Robust Change Captioning in Remote Sensing: SECOND-CC Dataset and MModalCC Framework

Karaca, Ali; Ozelbas, Muhammed; Berber, Saadettin; Karimli, Orkhan; Yıldırım, Tülay; Amasyalı, Mehmet

doi:10.1109/jstars.2025.3600613

Robust Change Captioning in Remote Sensing: SECOND-CC Dataset and MModalCC Framework

Karaca A. C., Ozelbas E., Berber S., Karimli O., Yıldırım T., Amasyalı M. F.

IEEE Journal of Selected Topics in Applied Earth Observations and Remote Sensing, cilt.18, ss.21494-21513, 2025 (SCI-Expanded, Scopus)
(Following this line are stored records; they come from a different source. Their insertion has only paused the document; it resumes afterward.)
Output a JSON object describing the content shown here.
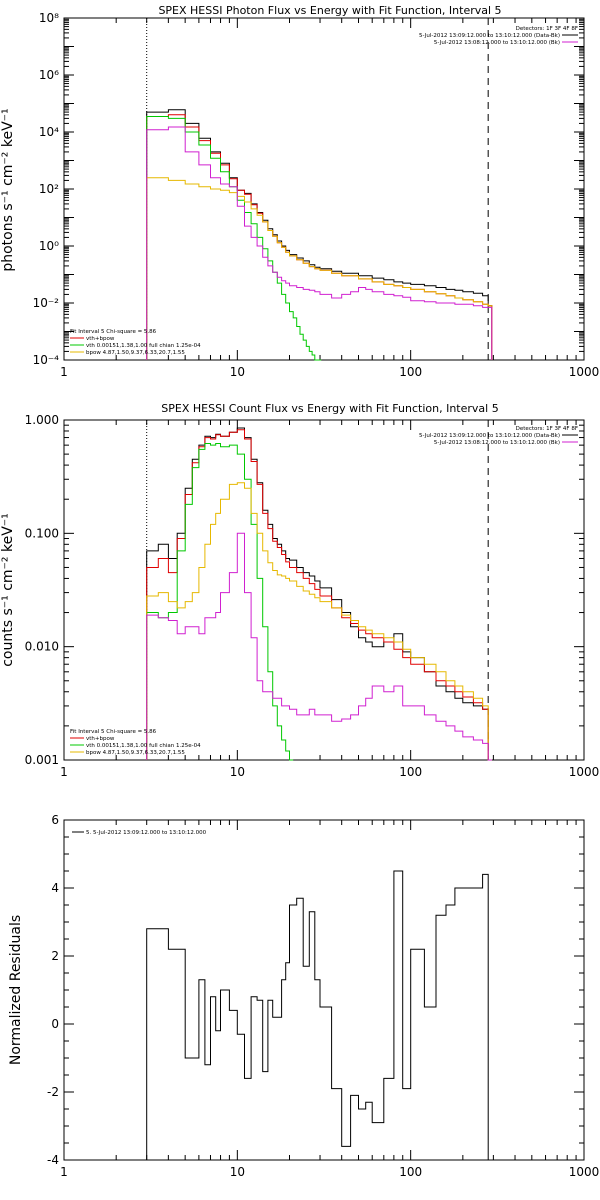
{
  "chart_data": [
    {
      "type": "line",
      "title": "SPEX HESSI Photon Flux vs Energy with Fit Function, Interval 5",
      "ylabel": "photons s⁻¹ cm⁻² keV⁻¹",
      "xlabel": "",
      "xscale": "log",
      "yscale": "log",
      "xlim": [
        1,
        1000
      ],
      "ylim": [
        0.0001,
        100000000
      ],
      "xticks": [
        1,
        10,
        100,
        1000
      ],
      "xtick_labels": [
        "1",
        "10",
        "100",
        "1000"
      ],
      "yticks": [
        0.0001,
        0.01,
        1,
        100,
        10000,
        1000000,
        100000000
      ],
      "ytick_labels": [
        "10⁻⁴",
        "10⁻²",
        "10⁰",
        "10²",
        "10⁴",
        "10⁶",
        "10⁸"
      ],
      "vlines": [
        {
          "x": 3,
          "style": "dotted"
        },
        {
          "x": 280,
          "style": "dashed"
        }
      ],
      "legend_top_right": [
        "Detectors: 1F 3F 4F 8F",
        "5-Jul-2012 13:09:12.000 to 13:10:12.000 (Data-Bk)",
        "5-Jul-2012 13:08:12.000 to 13:10:12.000 (Bk)"
      ],
      "legend_bottom_left": [
        "Fit Interval 5   Chi-square = 5.86",
        "vth+bpow",
        "vth 0.00151,1.38,1.00  full chian 1.25e-04",
        "bpow 4.87,1.50,9.37,6.33,20.7,1.55"
      ],
      "series": [
        {
          "name": "Data-Bk",
          "color": "#000000",
          "x": [
            3,
            4,
            5,
            6,
            7,
            8,
            9,
            10,
            11,
            12,
            13,
            14,
            15,
            16,
            17,
            18,
            19,
            20,
            22,
            24,
            26,
            28,
            30,
            35,
            40,
            50,
            60,
            70,
            80,
            90,
            100,
            120,
            140,
            160,
            180,
            200,
            230,
            260,
            280
          ],
          "y": [
            50000,
            60000,
            20000,
            6000,
            2000,
            800,
            250,
            90,
            70,
            30,
            15,
            8,
            4,
            2.5,
            1.5,
            1,
            0.7,
            0.5,
            0.38,
            0.3,
            0.22,
            0.18,
            0.16,
            0.13,
            0.11,
            0.09,
            0.075,
            0.065,
            0.055,
            0.05,
            0.045,
            0.04,
            0.035,
            0.03,
            0.028,
            0.025,
            0.022,
            0.018,
            0.008
          ]
        },
        {
          "name": "vth+bpow",
          "color": "#e00000",
          "x": [
            3,
            4,
            5,
            6,
            7,
            8,
            9,
            10,
            11,
            12,
            13,
            14,
            15,
            16,
            17,
            18,
            19,
            20,
            22,
            24,
            26,
            28,
            30,
            35,
            40,
            50,
            60,
            70,
            80,
            90,
            100,
            120,
            140,
            160,
            180,
            200,
            230,
            260,
            280
          ],
          "y": [
            35000,
            40000,
            15000,
            5000,
            1800,
            700,
            230,
            90,
            65,
            28,
            14,
            7,
            3.5,
            2.2,
            1.3,
            0.9,
            0.6,
            0.45,
            0.33,
            0.25,
            0.19,
            0.16,
            0.14,
            0.11,
            0.09,
            0.07,
            0.055,
            0.045,
            0.04,
            0.035,
            0.03,
            0.025,
            0.021,
            0.018,
            0.015,
            0.013,
            0.011,
            0.009,
            0.008
          ]
        },
        {
          "name": "vth",
          "color": "#00c800",
          "x": [
            3,
            4,
            5,
            6,
            7,
            8,
            9,
            10,
            11,
            12,
            13,
            14,
            15,
            16,
            17,
            18,
            19,
            20,
            21,
            22,
            23,
            24,
            25,
            26,
            27,
            28,
            29
          ],
          "y": [
            35000,
            30000,
            10000,
            3500,
            1200,
            400,
            120,
            40,
            15,
            6,
            2,
            0.8,
            0.3,
            0.12,
            0.05,
            0.02,
            0.01,
            0.005,
            0.003,
            0.0015,
            0.0008,
            0.0005,
            0.0003,
            0.0002,
            0.00015,
            0.0001,
            0.0001
          ]
        },
        {
          "name": "bpow",
          "color": "#e6b800",
          "x": [
            3,
            4,
            5,
            6,
            7,
            8,
            9,
            10,
            11,
            12,
            13,
            14,
            15,
            16,
            17,
            18,
            19,
            20,
            22,
            24,
            26,
            28,
            30,
            35,
            40,
            50,
            60,
            70,
            80,
            90,
            100,
            120,
            140,
            160,
            180,
            200,
            230,
            260,
            280
          ],
          "y": [
            250,
            200,
            150,
            120,
            100,
            90,
            75,
            55,
            35,
            20,
            12,
            7,
            3.5,
            2.2,
            1.3,
            0.9,
            0.6,
            0.45,
            0.33,
            0.25,
            0.19,
            0.16,
            0.14,
            0.11,
            0.09,
            0.07,
            0.055,
            0.045,
            0.04,
            0.035,
            0.03,
            0.025,
            0.021,
            0.018,
            0.015,
            0.013,
            0.011,
            0.009,
            0.008
          ]
        },
        {
          "name": "Bk",
          "color": "#d020d0",
          "x": [
            3,
            4,
            5,
            6,
            7,
            8,
            9,
            10,
            11,
            12,
            13,
            14,
            15,
            16,
            17,
            18,
            19,
            20,
            22,
            24,
            26,
            28,
            30,
            35,
            40,
            45,
            50,
            55,
            60,
            70,
            80,
            90,
            100,
            120,
            140,
            160,
            180,
            200,
            230,
            260,
            280
          ],
          "y": [
            12000,
            15000,
            2000,
            700,
            250,
            150,
            120,
            25,
            5,
            2,
            1,
            0.4,
            0.2,
            0.12,
            0.08,
            0.06,
            0.05,
            0.04,
            0.035,
            0.03,
            0.028,
            0.025,
            0.02,
            0.015,
            0.02,
            0.025,
            0.035,
            0.03,
            0.025,
            0.02,
            0.018,
            0.016,
            0.012,
            0.011,
            0.01,
            0.01,
            0.009,
            0.009,
            0.008,
            0.007,
            0.007
          ]
        }
      ]
    },
    {
      "type": "line",
      "title": "SPEX HESSI Count Flux vs Energy with Fit Function, Interval 5",
      "ylabel": "counts s⁻¹ cm⁻² keV⁻¹",
      "xlabel": "",
      "xscale": "log",
      "yscale": "log",
      "xlim": [
        1,
        1000
      ],
      "ylim": [
        0.001,
        1
      ],
      "xticks": [
        1,
        10,
        100,
        1000
      ],
      "xtick_labels": [
        "1",
        "10",
        "100",
        "1000"
      ],
      "yticks": [
        0.001,
        0.01,
        0.1,
        1
      ],
      "ytick_labels": [
        "0.001",
        "0.010",
        "0.100",
        "1.000"
      ],
      "vlines": [
        {
          "x": 3,
          "style": "dotted"
        },
        {
          "x": 280,
          "style": "dashed"
        }
      ],
      "legend_top_right": [
        "Detectors: 1F 3F 4F 8F",
        "5-Jul-2012 13:09:12.000 to 13:10:12.000 (Data-Bk)",
        "5-Jul-2012 13:08:12.000 to 13:10:12.000 (Bk)"
      ],
      "legend_bottom_left": [
        "Fit Interval 5   Chi-square = 5.86",
        "vth+bpow",
        "vth 0.00151,1.38,1.00  full chian 1.25e-04",
        "bpow 4.87,1.50,9.37,6.33,20.7,1.55"
      ],
      "series": [
        {
          "name": "Data-Bk",
          "color": "#000000",
          "x": [
            3,
            3.5,
            4,
            4.5,
            5,
            5.5,
            6,
            6.5,
            7,
            7.5,
            8,
            9,
            10,
            11,
            12,
            13,
            14,
            15,
            16,
            17,
            18,
            19,
            20,
            22,
            24,
            26,
            28,
            30,
            35,
            40,
            45,
            50,
            55,
            60,
            70,
            80,
            90,
            100,
            120,
            140,
            160,
            180,
            200,
            230,
            260,
            280
          ],
          "y": [
            0.07,
            0.08,
            0.06,
            0.1,
            0.25,
            0.45,
            0.6,
            0.72,
            0.7,
            0.75,
            0.72,
            0.78,
            0.85,
            0.7,
            0.45,
            0.28,
            0.16,
            0.12,
            0.09,
            0.08,
            0.07,
            0.06,
            0.058,
            0.05,
            0.045,
            0.042,
            0.038,
            0.033,
            0.026,
            0.02,
            0.015,
            0.012,
            0.011,
            0.01,
            0.011,
            0.013,
            0.009,
            0.008,
            0.006,
            0.0045,
            0.004,
            0.0035,
            0.0032,
            0.003,
            0.0028,
            0.001
          ]
        },
        {
          "name": "vth+bpow",
          "color": "#e00000",
          "x": [
            3,
            3.5,
            4,
            4.5,
            5,
            5.5,
            6,
            6.5,
            7,
            7.5,
            8,
            9,
            10,
            11,
            12,
            13,
            14,
            15,
            16,
            17,
            18,
            19,
            20,
            22,
            24,
            26,
            28,
            30,
            35,
            40,
            45,
            50,
            55,
            60,
            70,
            80,
            90,
            100,
            120,
            140,
            160,
            180,
            200,
            230,
            260,
            280
          ],
          "y": [
            0.05,
            0.06,
            0.045,
            0.09,
            0.22,
            0.42,
            0.58,
            0.7,
            0.68,
            0.74,
            0.72,
            0.78,
            0.82,
            0.68,
            0.43,
            0.27,
            0.15,
            0.11,
            0.085,
            0.075,
            0.065,
            0.056,
            0.05,
            0.045,
            0.04,
            0.036,
            0.032,
            0.028,
            0.022,
            0.018,
            0.016,
            0.014,
            0.013,
            0.012,
            0.011,
            0.0095,
            0.008,
            0.007,
            0.006,
            0.005,
            0.0045,
            0.004,
            0.0036,
            0.0032,
            0.0028,
            0.001
          ]
        },
        {
          "name": "vth",
          "color": "#00c800",
          "x": [
            3,
            3.5,
            4,
            4.5,
            5,
            5.5,
            6,
            6.5,
            7,
            7.5,
            8,
            9,
            10,
            11,
            12,
            13,
            14,
            15,
            16,
            17,
            18,
            19,
            20
          ],
          "y": [
            0.02,
            0.018,
            0.02,
            0.07,
            0.18,
            0.38,
            0.55,
            0.62,
            0.6,
            0.62,
            0.58,
            0.6,
            0.5,
            0.3,
            0.12,
            0.04,
            0.015,
            0.006,
            0.003,
            0.002,
            0.0015,
            0.0012,
            0.001
          ]
        },
        {
          "name": "bpow",
          "color": "#e6b800",
          "x": [
            3,
            3.5,
            4,
            4.5,
            5,
            5.5,
            6,
            6.5,
            7,
            7.5,
            8,
            9,
            10,
            11,
            12,
            13,
            14,
            15,
            16,
            17,
            18,
            19,
            20,
            22,
            24,
            26,
            28,
            30,
            35,
            40,
            45,
            50,
            55,
            60,
            70,
            80,
            90,
            100,
            120,
            140,
            160,
            180,
            200,
            230,
            260,
            280
          ],
          "y": [
            0.028,
            0.03,
            0.025,
            0.022,
            0.025,
            0.03,
            0.05,
            0.08,
            0.12,
            0.15,
            0.2,
            0.27,
            0.28,
            0.25,
            0.15,
            0.1,
            0.07,
            0.055,
            0.047,
            0.043,
            0.042,
            0.04,
            0.038,
            0.034,
            0.031,
            0.029,
            0.027,
            0.025,
            0.022,
            0.019,
            0.017,
            0.015,
            0.014,
            0.013,
            0.012,
            0.011,
            0.0095,
            0.008,
            0.007,
            0.006,
            0.005,
            0.0045,
            0.004,
            0.0035,
            0.003,
            0.001
          ]
        },
        {
          "name": "Bk",
          "color": "#d020d0",
          "x": [
            3,
            3.5,
            4,
            4.5,
            5,
            5.5,
            6,
            6.5,
            7,
            7.5,
            8,
            9,
            10,
            11,
            12,
            13,
            14,
            15,
            16,
            17,
            18,
            19,
            20,
            22,
            24,
            26,
            28,
            30,
            35,
            40,
            45,
            50,
            55,
            60,
            70,
            80,
            90,
            100,
            120,
            140,
            160,
            180,
            200,
            230,
            260,
            280
          ],
          "y": [
            0.019,
            0.018,
            0.017,
            0.013,
            0.015,
            0.015,
            0.013,
            0.018,
            0.018,
            0.02,
            0.03,
            0.045,
            0.1,
            0.03,
            0.012,
            0.005,
            0.004,
            0.004,
            0.0035,
            0.0035,
            0.003,
            0.003,
            0.0028,
            0.0025,
            0.0025,
            0.0028,
            0.0025,
            0.0025,
            0.0022,
            0.0023,
            0.0025,
            0.003,
            0.0035,
            0.0045,
            0.004,
            0.0045,
            0.003,
            0.003,
            0.0025,
            0.0022,
            0.002,
            0.0018,
            0.0016,
            0.0015,
            0.0014,
            0.001
          ]
        }
      ]
    },
    {
      "type": "line",
      "title": "",
      "ylabel": "Normalized Residuals",
      "xlabel": "",
      "xscale": "log",
      "yscale": "linear",
      "xlim": [
        1,
        1000
      ],
      "ylim": [
        -4,
        6
      ],
      "xticks": [
        1,
        10,
        100,
        1000
      ],
      "xtick_labels": [
        "1",
        "10",
        "100",
        "1000"
      ],
      "yticks": [
        -4,
        -2,
        0,
        2,
        4,
        6
      ],
      "ytick_labels": [
        "-4",
        "-2",
        "0",
        "2",
        "4",
        "6"
      ],
      "legend_top_left": "5-Jul-2012 13:09:12.000 to 13:10:12.000",
      "series": [
        {
          "name": "5-Jul-2012 13:09:12.000 to 13:10:12.000",
          "color": "#000000",
          "x": [
            3,
            3.5,
            4,
            4.5,
            5,
            5.5,
            6,
            6.5,
            7,
            7.5,
            8,
            9,
            10,
            11,
            12,
            13,
            14,
            15,
            16,
            17,
            18,
            19,
            20,
            22,
            24,
            26,
            28,
            30,
            35,
            40,
            45,
            50,
            55,
            60,
            70,
            80,
            90,
            100,
            120,
            140,
            160,
            180,
            200,
            230,
            260,
            280
          ],
          "y": [
            2.8,
            2.8,
            2.2,
            2.2,
            -1,
            -1,
            1.3,
            -1.2,
            0.8,
            -0.2,
            1,
            0.4,
            -0.3,
            -1.6,
            0.8,
            0.7,
            -1.4,
            0.7,
            0.2,
            0.2,
            1.3,
            1.8,
            3.5,
            3.7,
            1.7,
            3.3,
            1.3,
            0.5,
            -1.9,
            -3.6,
            -2.1,
            -2.5,
            -2.3,
            -2.9,
            -1.6,
            4.5,
            -1.9,
            2.2,
            0.5,
            3.2,
            3.5,
            4.0,
            4.0,
            4.0,
            4.4,
            -4
          ]
        }
      ]
    }
  ]
}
Yayın Türü: Makale / Tam Makale
Cilt numarası: 18
Basım Tarihi: 2025
Doi Numarası: 10.1109/jstars.2025.3600613
Dergi Adı: IEEE Journal of Selected Topics in Applied Earth Observations and Remote Sensing
Derginin Tarandığı İndeksler: Science Citation Index Expanded (SCI-EXPANDED), Scopus, Aerospace Database, Aquatic Science & Fisheries Abstracts (ASFA), Compendex, Geobase, INSPEC, Directory of Open Access Journals, Civil Engineering Abstracts
Sayfa Sayıları: ss.21494-21513
Anahtar Kelimeler: Change captioning, multimodal change captioning (MModalCC), remote sensing (RS) images
Yıldız Teknik Üniversitesi Adresli: Evet

Özet

Existing remote sensing image change captioning (RSICC) methods often fail under challenges, such as illumination differences, viewpoint changes, and blur effects, leading to inaccuracies, especially in no-change regions. Moreover, images acquired at different spatial resolutions and with registration errors tend to affect the captions. To address these issues, we introduce SECOND-CC, a novel RSICC dataset featuring high-resolution RGB image pairs, semantic segmentation maps, and diverse real-world scenarios. SECOND-CC contains 6041 pairs of bitemporal remote sensing images and 30 205 sentences describing the differences between the images. In addition, we propose MModalCC, a multimodal framework that integrates semantic and visual data using advanced attention mechanisms, including cross-modal cross attention and multimodal gated cross attention. In addition, we adapt MModalCC to handle noisy semantic inputs by integrating a semantic change detector, improving its robustness for real-world applications. Detailed ablation studies and attention visualizations further demonstrate its effectiveness and ability to address the challenges of RSICC. Comprehensive experiments show that MModalCC outperforms state-of-the-art RSICC methods, including RSICCformer, Chg2Cap, and PSNet with +4.6% improvement on BLEU4 score and +9.6% improvement on CIDEr score in SECOND-CC dataset. MModalCC was further validated on the LEVIR-MCI benchmark, where it achieved an average S*m score of 83.51, significantly outperforming previous state-of-the-art methods.